Question

Find the middle point of the chord intercepted on the line $2x-y+3=0$ by the ellipse $\frac{x^2}{10}+\frac{y^2}{6}=1.$

Answer 1

$(-\frac{30}{23}, \frac{9}{23})$

Answer 2

Let the middle point of the chord be $(x_1, y_1)$. The equation of the chord with middle point $(x_1, y_1)$ on the ellipse $\frac{x^2}{a^2} + \frac{y^2}{b^2} = 1$ is given by $T=S_1$, which is $\frac{xx_1}{a^2} + \frac{yy_1}{b^2} = \frac{x_1^2}{a^2} + \frac{y_1^2}{b^2}$.

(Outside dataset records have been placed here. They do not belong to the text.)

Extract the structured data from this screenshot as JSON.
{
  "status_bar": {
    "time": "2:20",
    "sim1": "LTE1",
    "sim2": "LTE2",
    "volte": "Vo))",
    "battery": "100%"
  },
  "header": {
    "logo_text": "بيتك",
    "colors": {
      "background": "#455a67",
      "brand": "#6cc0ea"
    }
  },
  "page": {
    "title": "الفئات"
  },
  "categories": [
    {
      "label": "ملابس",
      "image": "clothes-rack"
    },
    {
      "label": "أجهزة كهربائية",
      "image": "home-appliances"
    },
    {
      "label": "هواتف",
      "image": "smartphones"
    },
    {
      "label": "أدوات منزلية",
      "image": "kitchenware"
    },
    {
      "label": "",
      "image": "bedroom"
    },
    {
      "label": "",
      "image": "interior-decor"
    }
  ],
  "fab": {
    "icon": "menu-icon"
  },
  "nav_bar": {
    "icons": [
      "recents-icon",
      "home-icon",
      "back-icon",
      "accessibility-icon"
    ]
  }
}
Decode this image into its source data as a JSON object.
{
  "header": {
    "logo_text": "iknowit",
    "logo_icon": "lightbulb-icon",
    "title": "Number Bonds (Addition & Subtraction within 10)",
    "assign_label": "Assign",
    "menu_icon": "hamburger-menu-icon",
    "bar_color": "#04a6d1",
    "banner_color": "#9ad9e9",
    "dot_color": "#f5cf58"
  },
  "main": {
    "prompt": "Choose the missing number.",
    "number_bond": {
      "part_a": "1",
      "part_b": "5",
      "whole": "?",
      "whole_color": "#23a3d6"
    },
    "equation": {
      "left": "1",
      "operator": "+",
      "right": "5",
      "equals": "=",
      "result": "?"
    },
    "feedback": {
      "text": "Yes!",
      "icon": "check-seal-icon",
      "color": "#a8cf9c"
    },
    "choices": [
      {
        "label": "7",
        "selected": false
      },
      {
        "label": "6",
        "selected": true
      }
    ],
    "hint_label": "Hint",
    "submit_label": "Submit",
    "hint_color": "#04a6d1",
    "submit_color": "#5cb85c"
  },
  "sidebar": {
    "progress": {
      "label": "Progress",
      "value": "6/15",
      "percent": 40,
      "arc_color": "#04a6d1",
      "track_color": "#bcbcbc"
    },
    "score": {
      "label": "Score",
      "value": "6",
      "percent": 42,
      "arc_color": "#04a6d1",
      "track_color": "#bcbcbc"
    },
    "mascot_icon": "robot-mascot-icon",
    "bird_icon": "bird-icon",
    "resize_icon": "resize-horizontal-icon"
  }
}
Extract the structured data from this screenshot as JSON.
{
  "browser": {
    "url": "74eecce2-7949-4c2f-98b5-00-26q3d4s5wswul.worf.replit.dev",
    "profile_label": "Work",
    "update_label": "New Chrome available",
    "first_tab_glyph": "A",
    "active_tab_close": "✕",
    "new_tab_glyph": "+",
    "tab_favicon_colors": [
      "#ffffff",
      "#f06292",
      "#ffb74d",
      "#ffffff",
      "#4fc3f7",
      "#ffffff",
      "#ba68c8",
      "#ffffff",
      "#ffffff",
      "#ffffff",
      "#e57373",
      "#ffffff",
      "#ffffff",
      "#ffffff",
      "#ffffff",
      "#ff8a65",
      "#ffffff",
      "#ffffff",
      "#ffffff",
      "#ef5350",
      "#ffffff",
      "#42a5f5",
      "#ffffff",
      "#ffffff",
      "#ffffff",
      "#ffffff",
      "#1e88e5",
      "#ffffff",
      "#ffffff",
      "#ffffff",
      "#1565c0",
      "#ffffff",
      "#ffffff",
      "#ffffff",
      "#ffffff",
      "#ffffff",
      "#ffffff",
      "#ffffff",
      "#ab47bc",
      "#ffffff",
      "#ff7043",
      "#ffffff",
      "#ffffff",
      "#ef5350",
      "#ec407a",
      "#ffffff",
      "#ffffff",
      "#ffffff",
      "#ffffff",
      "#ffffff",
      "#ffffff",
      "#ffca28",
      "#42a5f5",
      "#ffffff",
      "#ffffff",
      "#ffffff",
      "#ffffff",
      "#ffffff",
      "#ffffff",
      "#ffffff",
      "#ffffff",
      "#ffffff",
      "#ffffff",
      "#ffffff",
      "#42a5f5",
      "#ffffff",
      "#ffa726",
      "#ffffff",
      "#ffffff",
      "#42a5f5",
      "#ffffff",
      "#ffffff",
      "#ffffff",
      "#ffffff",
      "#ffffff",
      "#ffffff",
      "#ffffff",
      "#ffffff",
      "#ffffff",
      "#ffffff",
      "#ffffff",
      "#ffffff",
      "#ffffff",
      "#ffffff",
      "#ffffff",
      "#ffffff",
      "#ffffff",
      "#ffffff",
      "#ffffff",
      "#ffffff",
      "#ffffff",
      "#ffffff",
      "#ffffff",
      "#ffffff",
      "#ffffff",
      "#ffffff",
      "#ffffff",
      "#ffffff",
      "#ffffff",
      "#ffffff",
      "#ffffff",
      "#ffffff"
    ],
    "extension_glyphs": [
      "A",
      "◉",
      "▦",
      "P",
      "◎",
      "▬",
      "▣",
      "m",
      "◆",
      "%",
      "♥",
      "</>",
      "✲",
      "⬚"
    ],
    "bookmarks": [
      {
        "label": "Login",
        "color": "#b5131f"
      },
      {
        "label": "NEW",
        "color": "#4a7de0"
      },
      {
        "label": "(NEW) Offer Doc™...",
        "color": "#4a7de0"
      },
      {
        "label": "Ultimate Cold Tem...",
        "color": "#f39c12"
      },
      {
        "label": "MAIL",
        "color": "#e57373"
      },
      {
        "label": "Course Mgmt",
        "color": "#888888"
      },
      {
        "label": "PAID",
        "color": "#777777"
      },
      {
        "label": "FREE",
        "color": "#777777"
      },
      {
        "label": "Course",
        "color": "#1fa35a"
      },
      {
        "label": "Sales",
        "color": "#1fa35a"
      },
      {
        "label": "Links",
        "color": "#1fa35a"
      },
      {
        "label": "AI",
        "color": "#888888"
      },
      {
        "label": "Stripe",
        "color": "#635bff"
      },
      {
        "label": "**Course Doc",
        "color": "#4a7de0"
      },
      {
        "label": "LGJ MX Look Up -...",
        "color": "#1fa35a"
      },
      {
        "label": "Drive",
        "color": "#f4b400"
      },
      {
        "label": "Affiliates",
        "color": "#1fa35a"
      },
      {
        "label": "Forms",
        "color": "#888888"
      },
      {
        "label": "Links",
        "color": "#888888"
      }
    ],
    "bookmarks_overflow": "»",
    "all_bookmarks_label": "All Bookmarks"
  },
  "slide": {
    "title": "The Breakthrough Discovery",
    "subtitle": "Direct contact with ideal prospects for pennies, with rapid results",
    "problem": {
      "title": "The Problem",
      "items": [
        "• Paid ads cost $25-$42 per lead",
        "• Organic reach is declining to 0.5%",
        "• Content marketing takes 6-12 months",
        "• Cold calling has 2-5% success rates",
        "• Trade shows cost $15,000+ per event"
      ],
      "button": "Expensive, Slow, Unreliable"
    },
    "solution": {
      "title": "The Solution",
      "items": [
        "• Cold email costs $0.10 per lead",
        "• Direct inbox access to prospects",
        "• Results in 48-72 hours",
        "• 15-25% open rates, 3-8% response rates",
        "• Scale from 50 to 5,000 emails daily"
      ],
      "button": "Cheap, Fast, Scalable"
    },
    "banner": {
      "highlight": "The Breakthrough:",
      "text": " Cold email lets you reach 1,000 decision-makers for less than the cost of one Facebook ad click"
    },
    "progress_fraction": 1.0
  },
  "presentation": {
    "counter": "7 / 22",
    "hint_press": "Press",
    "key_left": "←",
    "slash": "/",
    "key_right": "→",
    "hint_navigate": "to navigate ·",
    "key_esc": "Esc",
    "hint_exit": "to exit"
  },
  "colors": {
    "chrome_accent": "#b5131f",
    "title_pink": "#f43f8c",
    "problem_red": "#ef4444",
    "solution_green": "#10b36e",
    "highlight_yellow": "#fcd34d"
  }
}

In this case, $a^2 = 10$, $b^2 = 6$. The equation of the chord is $\frac{xx_1}{10} + \frac{yy_1}{6} = \frac{x_1^2}{10} + \frac{y_1^2}{6}$.

This chord is the same as the given line $2x-y+3=0$.

Comparing the coefficients of $x$, $y$, and the constant terms, we have $\frac{x_1/10}{2} = \frac{y_1/6}{-1} = \frac{-(x_1^2/10 + y_1^2/6)}{3}$.

Let the common ratio be $k$. Then $x_1 = 20k$ and $y_1 = -6k$.

Also, $3k = -(x_1^2/10 + y_1^2/6)$. Substituting the expressions for $x_1$ and $y_1$ in terms of $k$, we get $3k = -(\frac{(20k)^2}{10} + \frac{(-6k)^2}{6}) = -(40k^2 + 6k^2) = -46k^2$.

So $46k^2 + 3k = 0$, which gives $k(46k+3) = 0$.

Since the line does not pass through the center, $k \neq 0$. Thus $46k+3=0$, which means $k = -\frac{3}{46}$.

Then $x_1 = 20k = 20(-\frac{3}{46}) = -\frac{30}{23}$ and $y_1 = -6k = -6(-\frac{3}{46}) = \frac{9}{23}$.

The middle point is $(-\frac{30}{23}, \frac{9}{23})$.